Penalty for Mr MacKenzie

[74] Taking into account the findings in relation to Mr MacKenzie’s entry into the arrangement and all the other relevant factors discussed above the level of penalty suggested by the Commission for Mr MacKenzie would be entirely appropriate. There is no question as to Mr MacKenzie’s ability to pay a penalty of that magnitude. But for the two matters discussed below I would have imposed a penalty within the range suggested by the Commission.

[75] It was, however, accepted by the Commission that it would not have been the policy of the Commission in 1993 to seek penalties against individuals. Clearly any such policy would not be appropriate now given the recent amendments to the Commerce Act dealing with penalties, although it is accepted by the Commission that the amendments do not apply to Mr MacKenzie. Indeed it was the policy of the Commission, even before the recent amendments, to seek penalties against individuals in appropriate cases.

[76] In addition, the Commission discontinued against the individual defendants in this case. While Mr MacKenzie’s position is different from those other individuals in that he proceeded to trial I accept that this may not have been entirely his choice and that he may have been obliged to defend the case because Giltrap City Toyota decided to do so.

[77] In my view the combination of these factors suggest that it would not be appropriate to impose a penalty on Mr MacKenzie in the special circumstances of this case and I do not do so.

Penalty for Giltrap City Toyota

[78] It is clear that I have rejected the proposition that Giltrap City Toyota’s culpability is less than that of the other corporate defendants. This is because of the finding that the managing director of Giltrap City Toyota, Mr MacKenzie, was acting within the scope of his actual authority and the finding that he made a positive decision to enter into the arrangement. It is true that it was never part of the Commission’s case that the higher management of the wider Giltrap group was involved in any way in the arrangement. It is, however, Giltrap City Toyota that is the defendant and not the wider Giltrap group.

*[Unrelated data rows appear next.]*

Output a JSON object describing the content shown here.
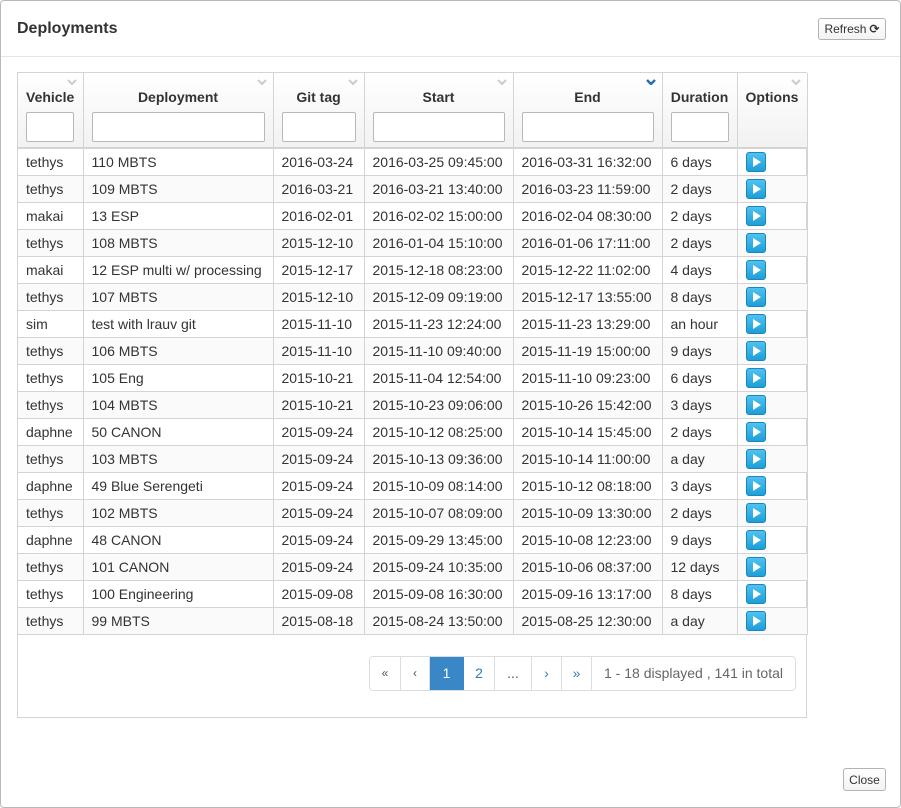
{
  "modal": {
    "title": "Deployments",
    "refresh_label": "Refresh",
    "refresh_icon": "⟳",
    "close_label": "Close"
  },
  "columns": [
    {
      "label": "Vehicle"
    },
    {
      "label": "Deployment"
    },
    {
      "label": "Git tag"
    },
    {
      "label": "Start"
    },
    {
      "label": "End"
    },
    {
      "label": "Duration"
    },
    {
      "label": "Options"
    }
  ],
  "rows": [
    [
      "tethys",
      "110 MBTS",
      "2016-03-24",
      "2016-03-25 09:45:00",
      "2016-03-31 16:32:00",
      "6 days"
    ],
    [
      "tethys",
      "109 MBTS",
      "2016-03-21",
      "2016-03-21 13:40:00",
      "2016-03-23 11:59:00",
      "2 days"
    ],
    [
      "makai",
      "13 ESP",
      "2016-02-01",
      "2016-02-02 15:00:00",
      "2016-02-04 08:30:00",
      "2 days"
    ],
    [
      "tethys",
      "108 MBTS",
      "2015-12-10",
      "2016-01-04 15:10:00",
      "2016-01-06 17:11:00",
      "2 days"
    ],
    [
      "makai",
      "12 ESP multi w/ processing",
      "2015-12-17",
      "2015-12-18 08:23:00",
      "2015-12-22 11:02:00",
      "4 days"
    ],
    [
      "tethys",
      "107 MBTS",
      "2015-12-10",
      "2015-12-09 09:19:00",
      "2015-12-17 13:55:00",
      "8 days"
    ],
    [
      "sim",
      "test with lrauv git",
      "2015-11-10",
      "2015-11-23 12:24:00",
      "2015-11-23 13:29:00",
      "an hour"
    ],
    [
      "tethys",
      "106 MBTS",
      "2015-11-10",
      "2015-11-10 09:40:00",
      "2015-11-19 15:00:00",
      "9 days"
    ],
    [
      "tethys",
      "105 Eng",
      "2015-10-21",
      "2015-11-04 12:54:00",
      "2015-11-10 09:23:00",
      "6 days"
    ],
    [
      "tethys",
      "104 MBTS",
      "2015-10-21",
      "2015-10-23 09:06:00",
      "2015-10-26 15:42:00",
      "3 days"
    ],
    [
      "daphne",
      "50 CANON",
      "2015-09-24",
      "2015-10-12 08:25:00",
      "2015-10-14 15:45:00",
      "2 days"
    ],
    [
      "tethys",
      "103 MBTS",
      "2015-09-24",
      "2015-10-13 09:36:00",
      "2015-10-14 11:00:00",
      "a day"
    ],
    [
      "daphne",
      "49 Blue Serengeti",
      "2015-09-24",
      "2015-10-09 08:14:00",
      "2015-10-12 08:18:00",
      "3 days"
    ],
    [
      "tethys",
      "102 MBTS",
      "2015-09-24",
      "2015-10-07 08:09:00",
      "2015-10-09 13:30:00",
      "2 days"
    ],
    [
      "daphne",
      "48 CANON",
      "2015-09-24",
      "2015-09-29 13:45:00",
      "2015-10-08 12:23:00",
      "9 days"
    ],
    [
      "tethys",
      "101 CANON",
      "2015-09-24",
      "2015-09-24 10:35:00",
      "2015-10-06 08:37:00",
      "12 days"
    ],
    [
      "tethys",
      "100 Engineering",
      "2015-09-08",
      "2015-09-08 16:30:00",
      "2015-09-16 13:17:00",
      "8 days"
    ],
    [
      "tethys",
      "99 MBTS",
      "2015-08-18",
      "2015-08-24 13:50:00",
      "2015-08-25 12:30:00",
      "a day"
    ]
  ],
  "pagination": {
    "first": "«",
    "prev": "‹",
    "pages": [
      "1",
      "2",
      "..."
    ],
    "active_page": "1",
    "next": "›",
    "last": "»",
    "info": "1 - 18 displayed , 141 in total"
  },
  "colors": {
    "sort_default": "#cccccc",
    "sort_active": "#2a6fa8",
    "play_button": "#29aee6",
    "active_page": "#3a87c8"
  },
  "sort": {
    "active_column": "End",
    "direction": "desc"
  }
}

[79] I have accepted that a substantial penalty credit would have been appropriate for the other dealers because of the settlement. Giltrap City Toyota is not entitled to any such credit. I have also accepted the Commission’s submission that the size, standing and financial resources of Giltrap City Toyota justify a larger penalty than for the other defendants. While accepting this, in the circumstances I do have some concerns about the level of penalty suggested by the Commission. This is because no differential was made (or suggested) between the other defendants when setting penalties for those dealers, even though there appeared to be a differential between the financial resources of those defendants. This factor therefore has not been given the weight it would otherwise have been given.

[80] Apart from the settlement and the question of size, standing and financial resources, the Commission accepts that the penalty to be imposed will be constrained by the level of penalty imposed on the other defendants.

[81] Taking these factors into account (and all the other mitigating and limiting matters set out above) I impose a penalty of $150,000 on Giltrap City Toyota.

Costs

[82] At the request of the parties costs are reserved for further argument.